International Organization
Countries revise oil, gas taxes to draw investments: EY
- Clear fiscal policy and competitive tax regime needed to maintain investment and interest in oil and gas projects

Oil producing countries are making oil and gas tax regimes more competitive and attractive to draw more investments, Ernst & Young (EY) said on Wednesday.

Countries rich in oil "are reconsidering how they tax the oil and gas industry in the ongoing oil price volatility," EY said.

Under a concession, an oil and gas company is granted exclusive rights to explore and produce in designated areas and owns all oil and gas production. Additionally, the oil and gas companies typically pay royalties and corporate income tax to governments.

In an effort to pull in more exploration and production investments, some governments moved quicker than others and have benefitted from revising their tax regimes, according to EY.

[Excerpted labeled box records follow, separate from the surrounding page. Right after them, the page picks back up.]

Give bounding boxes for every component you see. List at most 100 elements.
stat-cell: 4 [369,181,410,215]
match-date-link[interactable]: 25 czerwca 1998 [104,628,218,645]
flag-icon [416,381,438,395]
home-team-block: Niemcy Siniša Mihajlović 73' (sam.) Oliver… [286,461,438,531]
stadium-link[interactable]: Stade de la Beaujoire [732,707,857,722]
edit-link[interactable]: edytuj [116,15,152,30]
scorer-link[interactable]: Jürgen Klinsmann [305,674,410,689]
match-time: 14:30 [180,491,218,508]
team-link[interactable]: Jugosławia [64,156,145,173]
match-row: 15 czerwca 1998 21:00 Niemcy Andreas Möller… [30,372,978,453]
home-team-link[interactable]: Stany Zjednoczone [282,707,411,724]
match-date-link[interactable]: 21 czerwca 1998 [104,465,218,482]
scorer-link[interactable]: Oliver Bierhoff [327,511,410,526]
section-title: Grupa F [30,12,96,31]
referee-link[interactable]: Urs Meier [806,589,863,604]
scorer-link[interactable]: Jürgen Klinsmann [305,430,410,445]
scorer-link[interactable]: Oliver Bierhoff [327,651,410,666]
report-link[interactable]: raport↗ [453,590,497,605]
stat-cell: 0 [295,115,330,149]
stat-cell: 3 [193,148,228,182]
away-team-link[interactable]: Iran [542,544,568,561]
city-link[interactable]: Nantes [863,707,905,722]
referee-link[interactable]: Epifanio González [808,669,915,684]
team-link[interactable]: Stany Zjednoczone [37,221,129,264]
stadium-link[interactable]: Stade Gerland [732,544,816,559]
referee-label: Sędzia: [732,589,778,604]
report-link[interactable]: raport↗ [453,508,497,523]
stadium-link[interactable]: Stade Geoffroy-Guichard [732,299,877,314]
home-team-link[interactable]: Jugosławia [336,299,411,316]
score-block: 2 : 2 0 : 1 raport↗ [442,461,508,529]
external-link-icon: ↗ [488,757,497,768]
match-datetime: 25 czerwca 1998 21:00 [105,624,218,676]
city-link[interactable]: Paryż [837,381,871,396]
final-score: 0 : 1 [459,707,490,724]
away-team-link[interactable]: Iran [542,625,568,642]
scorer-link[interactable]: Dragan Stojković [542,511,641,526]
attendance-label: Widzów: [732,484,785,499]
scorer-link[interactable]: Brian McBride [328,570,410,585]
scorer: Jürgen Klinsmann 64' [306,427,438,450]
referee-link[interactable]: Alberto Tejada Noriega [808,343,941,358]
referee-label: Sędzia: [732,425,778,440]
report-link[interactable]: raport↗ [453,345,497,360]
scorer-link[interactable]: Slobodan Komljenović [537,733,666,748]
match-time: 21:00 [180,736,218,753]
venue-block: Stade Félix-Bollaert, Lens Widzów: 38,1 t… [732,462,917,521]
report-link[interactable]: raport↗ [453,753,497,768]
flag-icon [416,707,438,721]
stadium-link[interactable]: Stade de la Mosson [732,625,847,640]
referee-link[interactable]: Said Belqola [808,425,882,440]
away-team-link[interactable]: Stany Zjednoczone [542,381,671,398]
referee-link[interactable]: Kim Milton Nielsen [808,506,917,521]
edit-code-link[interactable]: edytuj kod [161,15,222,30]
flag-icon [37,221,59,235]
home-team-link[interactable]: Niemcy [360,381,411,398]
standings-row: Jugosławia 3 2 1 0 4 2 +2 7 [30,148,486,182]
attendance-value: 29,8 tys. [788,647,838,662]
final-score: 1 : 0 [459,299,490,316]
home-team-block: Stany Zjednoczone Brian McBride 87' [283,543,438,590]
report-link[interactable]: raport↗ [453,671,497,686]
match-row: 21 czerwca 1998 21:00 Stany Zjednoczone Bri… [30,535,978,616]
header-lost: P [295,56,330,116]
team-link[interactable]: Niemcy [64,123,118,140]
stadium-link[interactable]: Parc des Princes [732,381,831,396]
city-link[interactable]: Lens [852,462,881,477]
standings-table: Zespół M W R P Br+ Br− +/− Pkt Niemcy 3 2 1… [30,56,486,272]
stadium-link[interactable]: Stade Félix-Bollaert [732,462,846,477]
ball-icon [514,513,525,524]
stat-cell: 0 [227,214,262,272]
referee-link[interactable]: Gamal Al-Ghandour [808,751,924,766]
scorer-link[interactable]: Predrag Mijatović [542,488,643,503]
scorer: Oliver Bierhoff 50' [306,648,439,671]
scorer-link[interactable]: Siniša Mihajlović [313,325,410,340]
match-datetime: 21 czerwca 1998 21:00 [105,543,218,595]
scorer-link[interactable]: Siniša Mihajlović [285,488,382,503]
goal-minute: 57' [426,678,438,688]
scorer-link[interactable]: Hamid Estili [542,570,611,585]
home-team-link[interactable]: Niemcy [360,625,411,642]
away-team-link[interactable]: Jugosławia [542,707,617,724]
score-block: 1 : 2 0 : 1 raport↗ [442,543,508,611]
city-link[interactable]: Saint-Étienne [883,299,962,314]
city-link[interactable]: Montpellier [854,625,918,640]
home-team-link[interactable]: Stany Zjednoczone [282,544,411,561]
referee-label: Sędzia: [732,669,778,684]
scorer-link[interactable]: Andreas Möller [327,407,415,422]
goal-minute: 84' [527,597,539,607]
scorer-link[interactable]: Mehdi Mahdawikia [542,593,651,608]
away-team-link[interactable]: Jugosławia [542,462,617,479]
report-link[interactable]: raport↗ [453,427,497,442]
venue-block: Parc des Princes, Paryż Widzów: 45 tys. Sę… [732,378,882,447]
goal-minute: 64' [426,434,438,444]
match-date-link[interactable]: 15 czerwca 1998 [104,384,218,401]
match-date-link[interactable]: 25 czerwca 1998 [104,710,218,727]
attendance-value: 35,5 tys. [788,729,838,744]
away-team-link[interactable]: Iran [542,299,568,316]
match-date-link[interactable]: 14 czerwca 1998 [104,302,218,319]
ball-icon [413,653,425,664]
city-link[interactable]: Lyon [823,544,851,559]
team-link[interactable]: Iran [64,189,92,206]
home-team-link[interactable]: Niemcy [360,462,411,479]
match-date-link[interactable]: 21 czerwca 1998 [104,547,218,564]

EY exemplifies tax revision in Mexico. The Mexican government recently addressed feedback from companies bidding for oil and gas blocks as part of their ongoing energy reform and made modifications to the fiscal and economic terms of license and production sharing contracts to enhance attractiveness, EY said.

Moreover, Saudi Arabia issued a law "to reduce the corporate income tax rate from 85 percent to 50 percent for upstream oil and hydrocarbon producing companies, which could set a new benchmark for attracting foreign investors that, for many countries, may not be easy to meet," EY said.

Major resource-rich countries in the Middle East and Asia-Pacific are pursuing a similar agenda, according to EY.

"Forward-thinking governments review and revise their regimes continually, but with the sustained lower price environment, along with other basin challenges, governments are looking to quicken regime change," EY said.

Lower oil and gas prices mean unconventional and difficult-to-recover projects as well as many conventional oil and gas projects have become marginal.

"Keeping projects economically viable will require some countries to impose new incentives or make adjustments to existing regimes," EY suggested.

EY underlined that a balance is needed to create the right conditions for the industry to provide incentives for fossil fuel projects.

"Tax-take remains one of the top considerations for oil and gas investors. Maintaining investment and interest in oil and gas projects in any country requires a clear fiscal policy and a tax regime that provides competitive returns to investors," said Alexey Kondrashov, EY oil and gas tax leader.